RoMan, the Army Research Laboratory's robotic manipulator, considers the best way to grasp and move a tree branch at the Adelphi Laboratory Center, in Maryland.

Evan Ackerman
LightGreen

“I should probably not be standing this close," I think to myself, as the robot slowly approaches a large tree branch on the floor in front of me. It's not the size of the branch that makes me nervous—it's that the robot is operating autonomously, and that while I know what it's supposed to do, I'm not entirely sure what it will do. If everything works the way the roboticists at the U.S. Army Research Laboratory (ARL) in Adelphi, Md., expect, the robot will identify the branch, grasp it, and drag it out of the way. These folks know what they're doing, but I've spent enough time around robots that I take a small step backwards anyway.

This article is part of our special report on AI, “The Great AI Reckoning.”

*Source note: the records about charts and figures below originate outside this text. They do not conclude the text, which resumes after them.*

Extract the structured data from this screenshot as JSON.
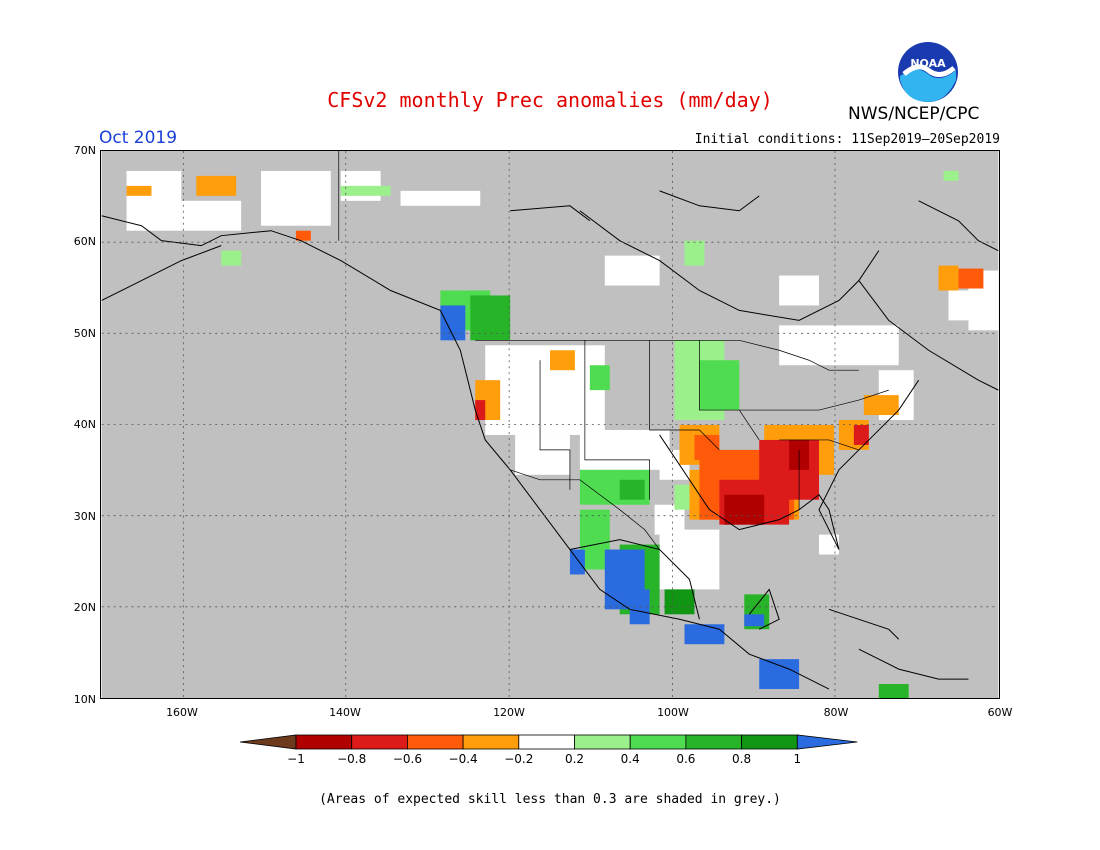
{
  "title": "CFSv2 monthly Prec anomalies (mm/day)",
  "organization": "NWS/NCEP/CPC",
  "month": "Oct 2019",
  "initial_conditions": "Initial conditions: 11Sep2019–20Sep2019",
  "logo_text": "NOAA",
  "footnote": "(Areas of expected skill less than 0.3 are shaded in grey.)",
  "lat_labels": [
    "70N",
    "60N",
    "50N",
    "40N",
    "30N",
    "20N",
    "10N"
  ],
  "lon_labels": [
    "160W",
    "140W",
    "120W",
    "100W",
    "80W",
    "60W"
  ],
  "colors": {
    "no_skill": "#c0c0c0",
    "land_outline": "#000000",
    "title": "#e00000",
    "month_label": "#1a3fd6"
  },
  "legend": {
    "ticks": [
      "−1",
      "−0.8",
      "−0.6",
      "−0.4",
      "−0.2",
      "0.2",
      "0.4",
      "0.6",
      "0.8",
      "1"
    ],
    "colors": [
      "#6e3a1e",
      "#b00000",
      "#dd1a1a",
      "#ff5a0a",
      "#ff9d0a",
      "#ffffff",
      "#9cf08c",
      "#50dc50",
      "#28b428",
      "#119614",
      "#2a6be0"
    ]
  }
}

The robot, named RoMan, for Robotic Manipulator, is about the size of a large lawn mower, with a tracked base that helps it handle most kinds of terrain. At the front, it has a squat torso equipped with cameras and depth sensors, as well as a pair of arms that were harvested from a prototype disaster-response robot originally developed at NASA's Jet Propulsion Laboratory for a DARPA robotics competition. RoMan's job today is roadway clearing, a multistep task that ARL wants the robot to complete as autonomously as possible. Instead of instructing the robot to grasp specific objects in specific ways and move them to specific places, the operators tell RoMan to "go clear a path." It's then up to the robot to make all the decisions necessary to achieve that objective.